Similar to our case one is the atypical finding of hypointense T2 signal in the involved vertebral body also observed in 17 of 39 cases (44%) documented by Dagirmanjian, et al.14 Sclerosis of the bony trabeculae was postulated as an explanation. They did not, however, find a statistically significant correlation between sclerosis on the plain radiographs and the hypointense foci on T2 weighted images.
While plain radiography is often used as an initial imaging modality for patients with back pain, MRI is considered the most sensitive and specific imaging study for early spondylodiscitis.15 The typical MRI characteristics of spondylodiscitis are low T1 and high T2 signal intensity in the vertebral bodies and the intervertebral disk between them.14-16 Avid gadolinium enhancement on T1-weighted imaging in the affected tissues is also characteristic. One study10 looked at 46 patients with culture-positive pyogenic spondylodiscitis and found that certain imaging parameters had very good sensitivity for diagnosing spinal infection (paraspinal or epidural enhancement—98% sensitivity, disk enhancement—95% sensitivity, hyperintense T2 disk signal—93% sensitivity, and erosion of at least one vertebral end plate—84% sensitivity) while other parameters were less sensitive (decreased intervertebral disk height—52% sensitivity, and hypointense Tl disk signal—30% sensitivity).

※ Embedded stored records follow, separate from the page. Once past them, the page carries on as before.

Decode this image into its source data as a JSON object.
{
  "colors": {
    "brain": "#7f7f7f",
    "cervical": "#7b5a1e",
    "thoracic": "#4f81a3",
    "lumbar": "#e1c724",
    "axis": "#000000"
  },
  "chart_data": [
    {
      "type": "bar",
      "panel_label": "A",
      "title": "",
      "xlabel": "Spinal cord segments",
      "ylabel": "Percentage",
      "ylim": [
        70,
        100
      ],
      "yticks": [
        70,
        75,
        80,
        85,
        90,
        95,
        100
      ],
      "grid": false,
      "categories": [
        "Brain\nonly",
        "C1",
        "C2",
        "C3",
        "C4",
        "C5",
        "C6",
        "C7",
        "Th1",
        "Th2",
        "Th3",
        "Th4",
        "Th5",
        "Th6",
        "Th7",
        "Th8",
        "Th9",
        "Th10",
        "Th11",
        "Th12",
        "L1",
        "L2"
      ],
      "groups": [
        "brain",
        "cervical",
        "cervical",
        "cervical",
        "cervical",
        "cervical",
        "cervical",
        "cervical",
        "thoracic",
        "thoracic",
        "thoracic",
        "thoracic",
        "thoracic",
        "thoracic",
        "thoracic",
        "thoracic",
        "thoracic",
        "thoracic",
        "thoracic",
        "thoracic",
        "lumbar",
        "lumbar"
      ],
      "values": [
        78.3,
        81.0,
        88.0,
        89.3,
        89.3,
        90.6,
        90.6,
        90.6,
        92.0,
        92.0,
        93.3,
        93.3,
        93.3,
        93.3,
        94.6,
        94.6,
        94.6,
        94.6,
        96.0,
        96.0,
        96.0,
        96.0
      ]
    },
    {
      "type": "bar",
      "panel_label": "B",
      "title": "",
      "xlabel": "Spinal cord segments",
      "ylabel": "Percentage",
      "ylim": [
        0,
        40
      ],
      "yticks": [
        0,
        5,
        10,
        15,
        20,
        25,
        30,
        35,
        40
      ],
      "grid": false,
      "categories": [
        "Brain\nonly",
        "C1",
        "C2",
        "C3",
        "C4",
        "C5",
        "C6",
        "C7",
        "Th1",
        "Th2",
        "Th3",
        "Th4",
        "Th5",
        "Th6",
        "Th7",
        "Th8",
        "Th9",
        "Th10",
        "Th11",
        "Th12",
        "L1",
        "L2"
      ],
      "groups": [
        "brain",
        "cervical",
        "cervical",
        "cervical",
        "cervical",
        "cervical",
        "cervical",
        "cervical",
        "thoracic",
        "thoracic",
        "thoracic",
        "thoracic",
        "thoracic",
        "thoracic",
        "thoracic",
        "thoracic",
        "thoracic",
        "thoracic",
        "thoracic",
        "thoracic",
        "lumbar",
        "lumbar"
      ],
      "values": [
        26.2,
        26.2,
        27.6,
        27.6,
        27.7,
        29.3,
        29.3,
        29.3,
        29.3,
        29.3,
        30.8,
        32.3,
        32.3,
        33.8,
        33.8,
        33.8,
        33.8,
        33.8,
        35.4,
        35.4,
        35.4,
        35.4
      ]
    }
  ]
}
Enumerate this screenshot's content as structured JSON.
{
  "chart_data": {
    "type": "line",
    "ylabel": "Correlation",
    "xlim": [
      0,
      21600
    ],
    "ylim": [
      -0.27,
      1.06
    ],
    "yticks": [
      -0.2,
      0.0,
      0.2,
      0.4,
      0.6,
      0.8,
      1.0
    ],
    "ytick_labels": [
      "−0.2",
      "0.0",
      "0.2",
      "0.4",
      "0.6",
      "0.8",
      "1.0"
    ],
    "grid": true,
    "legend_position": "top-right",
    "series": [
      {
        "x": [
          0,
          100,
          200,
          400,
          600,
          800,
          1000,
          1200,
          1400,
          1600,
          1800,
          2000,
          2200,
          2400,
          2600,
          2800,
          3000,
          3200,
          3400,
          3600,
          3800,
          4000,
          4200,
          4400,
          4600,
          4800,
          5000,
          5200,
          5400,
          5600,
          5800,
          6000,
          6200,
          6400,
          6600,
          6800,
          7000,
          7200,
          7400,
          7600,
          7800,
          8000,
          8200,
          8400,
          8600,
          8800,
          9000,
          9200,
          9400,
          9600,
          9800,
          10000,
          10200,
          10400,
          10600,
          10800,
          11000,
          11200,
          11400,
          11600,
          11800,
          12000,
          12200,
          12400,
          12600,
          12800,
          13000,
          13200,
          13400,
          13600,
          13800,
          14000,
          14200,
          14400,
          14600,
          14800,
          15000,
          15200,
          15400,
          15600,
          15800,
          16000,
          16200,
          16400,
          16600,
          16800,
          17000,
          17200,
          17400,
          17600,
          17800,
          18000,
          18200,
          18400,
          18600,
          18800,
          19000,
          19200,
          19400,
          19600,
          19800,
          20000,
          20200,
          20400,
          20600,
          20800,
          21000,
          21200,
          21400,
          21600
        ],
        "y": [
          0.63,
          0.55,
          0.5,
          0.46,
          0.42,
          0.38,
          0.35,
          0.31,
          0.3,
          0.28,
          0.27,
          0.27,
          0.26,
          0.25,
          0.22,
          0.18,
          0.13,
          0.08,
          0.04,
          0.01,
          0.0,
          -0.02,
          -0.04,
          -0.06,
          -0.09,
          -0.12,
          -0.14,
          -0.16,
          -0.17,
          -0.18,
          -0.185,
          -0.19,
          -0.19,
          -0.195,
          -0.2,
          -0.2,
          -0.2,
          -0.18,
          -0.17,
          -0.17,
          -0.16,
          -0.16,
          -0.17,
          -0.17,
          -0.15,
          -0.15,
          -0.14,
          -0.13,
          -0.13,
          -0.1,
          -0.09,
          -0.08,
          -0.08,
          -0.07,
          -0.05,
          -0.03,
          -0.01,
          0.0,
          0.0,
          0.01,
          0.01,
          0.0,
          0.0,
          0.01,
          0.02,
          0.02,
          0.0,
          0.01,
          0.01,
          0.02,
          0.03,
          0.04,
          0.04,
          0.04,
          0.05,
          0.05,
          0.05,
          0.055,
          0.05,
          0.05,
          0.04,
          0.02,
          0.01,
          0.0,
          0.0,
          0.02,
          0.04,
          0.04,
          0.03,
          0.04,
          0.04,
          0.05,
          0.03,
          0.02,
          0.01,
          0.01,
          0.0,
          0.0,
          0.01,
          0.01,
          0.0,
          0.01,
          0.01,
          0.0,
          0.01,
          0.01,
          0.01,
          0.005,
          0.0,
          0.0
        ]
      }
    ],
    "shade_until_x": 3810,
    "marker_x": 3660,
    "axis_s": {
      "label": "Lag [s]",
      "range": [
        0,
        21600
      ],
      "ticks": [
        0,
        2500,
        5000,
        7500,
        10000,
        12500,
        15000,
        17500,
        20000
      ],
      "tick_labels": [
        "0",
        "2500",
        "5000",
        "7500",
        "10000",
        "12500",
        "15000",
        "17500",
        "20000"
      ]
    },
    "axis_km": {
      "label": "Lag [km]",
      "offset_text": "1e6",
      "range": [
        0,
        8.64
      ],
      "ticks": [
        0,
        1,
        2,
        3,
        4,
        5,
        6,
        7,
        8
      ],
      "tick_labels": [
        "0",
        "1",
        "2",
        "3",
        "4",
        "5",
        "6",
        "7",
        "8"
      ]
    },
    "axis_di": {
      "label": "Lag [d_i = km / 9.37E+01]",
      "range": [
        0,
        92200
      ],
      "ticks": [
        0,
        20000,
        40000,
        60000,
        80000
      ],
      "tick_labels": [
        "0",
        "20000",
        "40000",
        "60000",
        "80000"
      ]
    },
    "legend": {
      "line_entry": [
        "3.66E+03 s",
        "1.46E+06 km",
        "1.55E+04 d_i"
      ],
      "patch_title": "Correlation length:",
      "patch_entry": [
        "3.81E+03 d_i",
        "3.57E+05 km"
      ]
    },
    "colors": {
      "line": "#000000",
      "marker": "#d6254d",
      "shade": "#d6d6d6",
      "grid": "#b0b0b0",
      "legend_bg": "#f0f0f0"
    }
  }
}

The general consensus from the literature5,8,10-12 is that spondylodiscitis with single vertebral body involvement reflects early presentation of the disease. This assertion is supported by the cases presented here as they both progressed to include the adjacent vertebral body. Many of the cases reported in the literature have shown a similar progression.
In summary, infectious spondylodiscitis is a disease that affects both adults and children and is becoming more prevalent. Early presentation of this disease may have an atypical appearance such as involvement of a single vertebra on MRI. As disease incidence increases and more patients are scanned earlier in the disease process, atypical presentations such as these may become more common. To avoid delays in diagnosis, spondylodiscitis should be included in the differential diagnosis when imaging studies reveal atypical findings.